Ask the experts: are you truly allergic to penicillin?

PUBLISHED : Monday, 24 March, 2014, 9:48am
UPDATED : Monday, 24 March, 2014, 9:48am

Penicillin is one of the most important antibiotics we can prescribe for chest, throat and skin infections. The advantages of penicillin are that it is safe to use during pregnancy and breastfeeding, and is well tolerated in children.

It is found in benzylpenicillin V, which is given as an injection. It is loosely related to amoxicillin, an oral antibiotic.

A familiar antibiotic may be co-amoxiclav/augmentin, which contains amoxicillin and clavulanic acid.

But some people are allergic to the drug. Symptoms may vary from a mild skin rash to a severe chain reaction within the body called anaphylaxis.

Anaphylaxis cases caused by true penicillin allergy occurred at a rate of one to five per 10,000 cases of penicillin treatment, according to a review paper by Sanjib Bhattacharya of the Bengal School of Technology which was published in the Journal of Advanced Pharmaceutical Technology and Research in 2010.

There is no published data on rates of penicillin allergy in Hong Kong. Two of Hong Kong's leading allergy specialists, Dr Lee Tak-hong, head of the Allergy Centre at the Hong Kong Sanatorium and Hospital, and Dr Adrian Wu Young-yuen, head of the Centre for Allergy and Asthma Care, have not found an increased prevalence of penicillin allergy in any specific ethnic population.

Both Lee and Wu agree there is no evidence to confirm hereditary factors play a major role - if one of your parents is known to have a penicillin allergy, this does not necessarily increase your chances of developing it.

If you are allergic to penicillin, doctors are obliged to err on the side of caution and note it on your medical record. This is because even when the initial allergic response is relatively minor, subsequent exposure to the antibiotic can trigger a severe anaphylactic reaction which can be fatal.

If the doctor is unable to prescribe penicillin for you, this can restrict your choices, and less effective antibiotics may need to be used to deal with common infections. In cases such as recurrent tonsillitis, I rotate between different antibiotics to reduce the chances of drug resistance, where the antibiotic simply loses effectiveness. If the patient has a smaller number of non-penicillin-based antibiotics to select from, resistance may arise more easily.

A 2001 study in JAMA, led by Dr Alan Salkind of the University of Missouri-Kansas City School of Medicine, said only 10 to 20 per cent of patients who self-reported penicillin allergy were found to be truly allergic.

Patients I have seen over the years have reported an allergy to penicillin in a number of ways:

• An event reported by a parent because they were too young to remember it.

• The antibiotic causing a relatively mild reaction such as vomiting and diarrhoea.
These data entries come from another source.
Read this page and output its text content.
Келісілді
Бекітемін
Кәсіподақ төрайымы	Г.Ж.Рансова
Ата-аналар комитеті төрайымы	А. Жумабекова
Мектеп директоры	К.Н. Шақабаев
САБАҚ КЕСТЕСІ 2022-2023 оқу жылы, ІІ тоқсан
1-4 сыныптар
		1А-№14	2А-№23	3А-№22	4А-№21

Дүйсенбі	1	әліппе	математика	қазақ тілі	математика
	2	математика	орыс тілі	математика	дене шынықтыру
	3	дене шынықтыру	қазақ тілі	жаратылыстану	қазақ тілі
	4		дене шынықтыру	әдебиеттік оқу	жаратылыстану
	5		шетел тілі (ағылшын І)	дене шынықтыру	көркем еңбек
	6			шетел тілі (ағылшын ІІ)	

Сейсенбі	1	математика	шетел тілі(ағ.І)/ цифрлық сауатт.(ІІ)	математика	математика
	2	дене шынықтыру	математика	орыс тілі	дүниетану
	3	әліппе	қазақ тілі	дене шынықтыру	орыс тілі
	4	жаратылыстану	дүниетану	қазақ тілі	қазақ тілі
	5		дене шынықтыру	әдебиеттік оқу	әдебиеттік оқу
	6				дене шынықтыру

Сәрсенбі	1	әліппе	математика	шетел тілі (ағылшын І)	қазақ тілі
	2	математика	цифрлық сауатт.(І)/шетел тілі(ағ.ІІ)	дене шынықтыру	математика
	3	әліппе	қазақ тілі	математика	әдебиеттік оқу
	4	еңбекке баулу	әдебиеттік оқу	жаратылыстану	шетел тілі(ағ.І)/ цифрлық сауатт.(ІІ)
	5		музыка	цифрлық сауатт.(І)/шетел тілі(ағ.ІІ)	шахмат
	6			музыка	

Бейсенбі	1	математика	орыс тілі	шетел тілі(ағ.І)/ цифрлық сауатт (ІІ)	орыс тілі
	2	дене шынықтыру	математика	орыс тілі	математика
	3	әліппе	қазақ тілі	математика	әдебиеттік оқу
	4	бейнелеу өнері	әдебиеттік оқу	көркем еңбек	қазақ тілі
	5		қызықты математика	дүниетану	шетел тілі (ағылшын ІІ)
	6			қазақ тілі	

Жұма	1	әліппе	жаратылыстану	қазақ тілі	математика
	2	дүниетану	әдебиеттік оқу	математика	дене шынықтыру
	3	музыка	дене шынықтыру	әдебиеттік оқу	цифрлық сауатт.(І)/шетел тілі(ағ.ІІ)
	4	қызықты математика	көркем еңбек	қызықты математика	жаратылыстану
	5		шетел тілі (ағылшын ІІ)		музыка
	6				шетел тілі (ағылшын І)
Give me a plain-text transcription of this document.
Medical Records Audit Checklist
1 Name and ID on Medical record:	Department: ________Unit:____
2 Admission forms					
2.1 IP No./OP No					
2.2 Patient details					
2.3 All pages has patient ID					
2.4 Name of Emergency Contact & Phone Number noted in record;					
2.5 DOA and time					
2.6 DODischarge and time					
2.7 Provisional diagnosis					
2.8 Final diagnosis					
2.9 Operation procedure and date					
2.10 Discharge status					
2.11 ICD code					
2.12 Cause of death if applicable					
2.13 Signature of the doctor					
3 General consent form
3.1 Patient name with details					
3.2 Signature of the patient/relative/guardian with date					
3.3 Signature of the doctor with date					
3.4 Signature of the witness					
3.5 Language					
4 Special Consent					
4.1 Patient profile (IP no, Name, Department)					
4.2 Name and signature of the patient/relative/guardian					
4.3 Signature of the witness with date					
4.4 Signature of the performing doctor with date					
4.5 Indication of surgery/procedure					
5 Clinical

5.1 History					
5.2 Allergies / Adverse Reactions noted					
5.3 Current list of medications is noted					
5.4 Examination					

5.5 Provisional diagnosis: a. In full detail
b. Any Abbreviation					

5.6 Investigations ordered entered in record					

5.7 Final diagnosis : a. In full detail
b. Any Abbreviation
• An anaphylactic reaction causing a severe skin rash and serious symptoms within an hour of taking the antibiotic.

There are two main types of allergic drug reactions, depending on the onset of presentation. With the immediate type, the reaction usually occurs within an hour of exposure and comprises an itchy skin rash called hives, swelling of the lips and tongue, difficulty breathing, dizziness and chest palpitations, abdominal pain and diarrhoea.

These reactions on first exposure to penicillin are not life-threatening, but can be on subsequent exposure, as the immune response can unleash a more severe attack.

The delayed type of reaction can occur on day seven of treatment, and even a few days after completing the course of antibiotic. The rash that appears can manifest in different forms. Therefore, it is not easy for doctors, let alone the patient, to tell whether they have a genuine penicillin allergy.

If you have been presented with one of these scenarios in the past, consider taking some tests. The standard test for penicillin allergy involves skin-prick testing (introducing the allergic substance/allergen by scratching the skin) and intradermal testing (injecting the allergen just beneath the skin surface).

A positive result would confirm you should not take penicillin. In the case of a negative result, this would then be followed by a controlled "provocation" test in a clinical setting with oral doses of penicillin to truly ensure that you are not allergic to the drug.

You should wait four weeks after a severe allergic reaction before arranging a test, as the immune response may under-respond to testing.

You should also stop taking oral antihistamines for at least one week to reduce the chances of getting a false-negative result. It is known that patients can "lose their allergy over time".

Wu states that the risk of penicillin allergy can reduce to less than 15 per cent after 10 years of avoidance. But it is still prudent to be retested before it is deemed safe for future courses of penicillin. Of all the drug allergies, penicillin allergy is the most common.

It is encouraging that nowadays I am seeing fewer patients insisting on antibiotics for relatively minor viral infections, which reduces the risk of resistance for themselves.

For patients who have been labelled with penicillin allergy, it is worth getting tested, so your antibiotic options are less limited in the future.

Dr Ray S. H. Ng is a member of the Royal College of General Practitioners (Britain). He practises as a family physician in Central.